Eski Doğu edebiyatında önde gelen şairler ve yazarlar toplumsal sorunlara kayıtsız kalamazdılar, güncel politik hoşnutsuzluklarını sıklıkla eserlerine konu ettiler. Ancak siyasi otoritesinin öfkesine maruz kalmamak için teşhis, intak, kişileştrme gibi çeşitli söz sanatlarını kullanarak söyleyebildiklerini örtülü olarak dile getirdiler. Bu durum en belirgin şekliyle beydeba’nın kelile ve dimne’sinde vardır. Sıradan insan bu anlatılanları eğlendirici hayvan hikayeleri zannederken dönemin bilge insanları bunın bir siyasetmame niteliğinde olduğunu, yöneticilere Mesajlar içerdiğini anlamışlardı.

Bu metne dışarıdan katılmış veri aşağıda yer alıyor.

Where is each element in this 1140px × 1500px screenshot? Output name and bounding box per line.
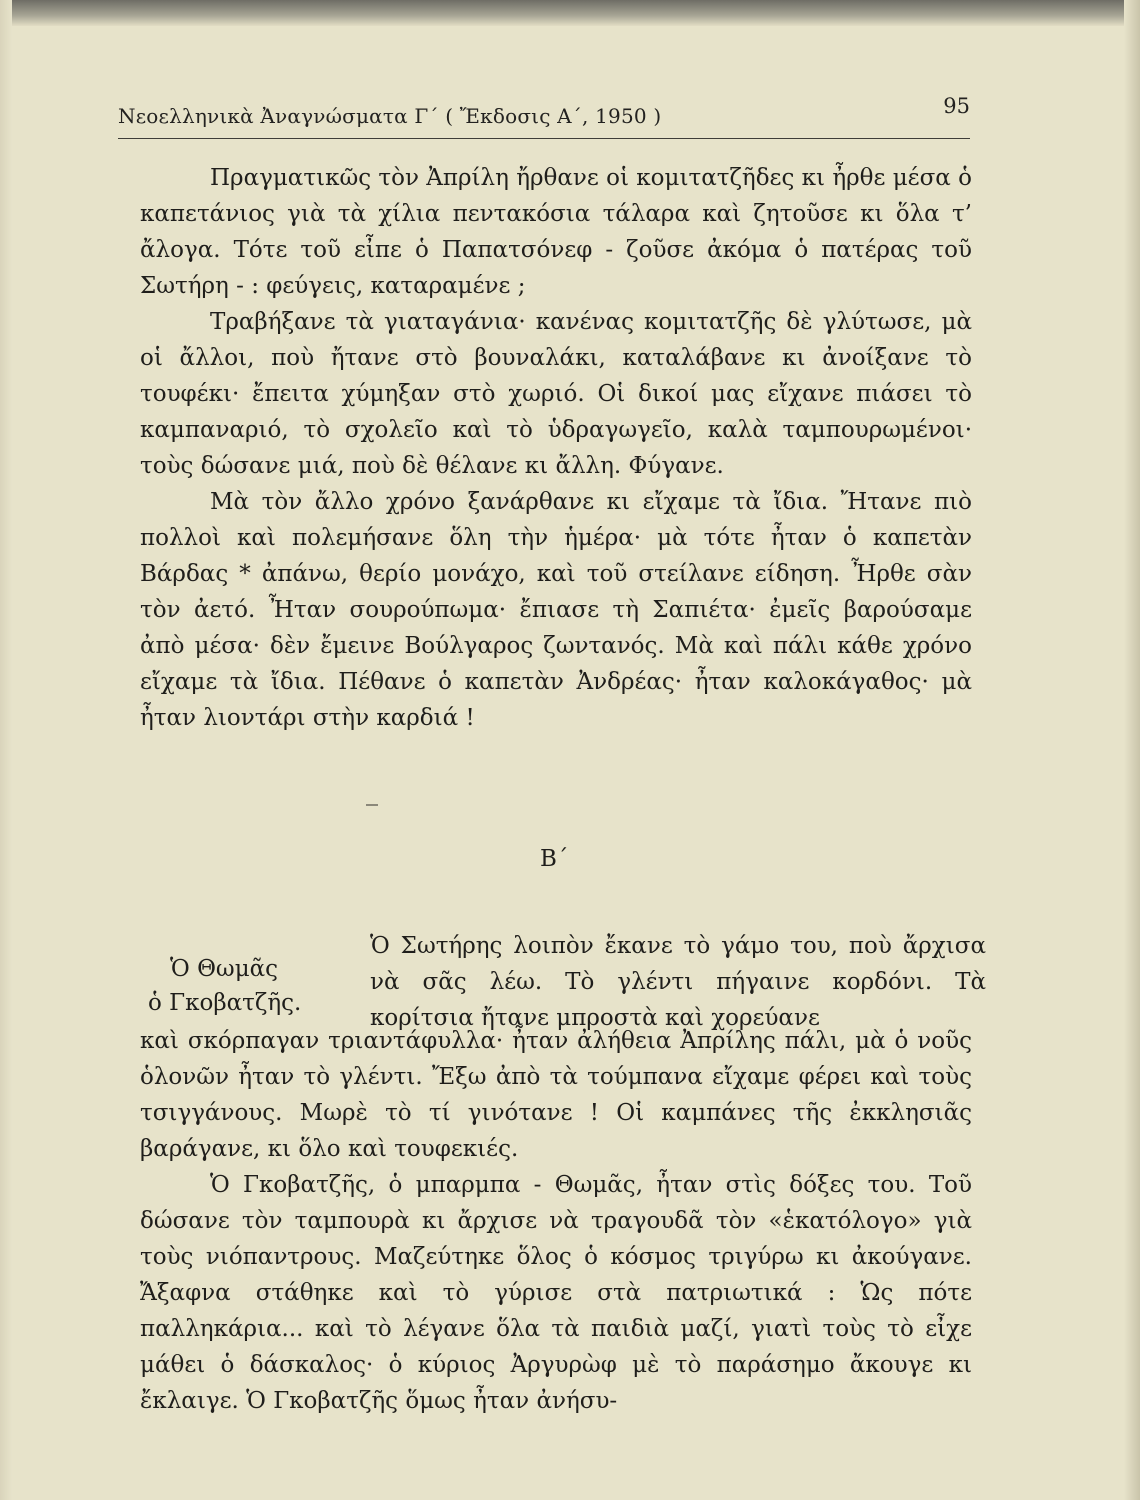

Batı’da bunun en güzel örneğini la fontaine uygulamıştır. Pek çok kimse bu kısa hikayeleri çocuklar için didaktik öyküler zannetse de aslında devrim öncesi Fransa’sında kilise ve kral’a yönelik şiddetli ve ağır tepkiler sunulmuştur.
Tüm bunlar ışığında dikkate alındığında mesnevide de dönemin önemli güncel olaylarına atıflar vardır şüphesiz. Aslan’la öküz hikayesinde belki bir savaş hilesi, belki de Saray içinde vezirlerin birbirlerine karşı entrikaları anlatılmıştır.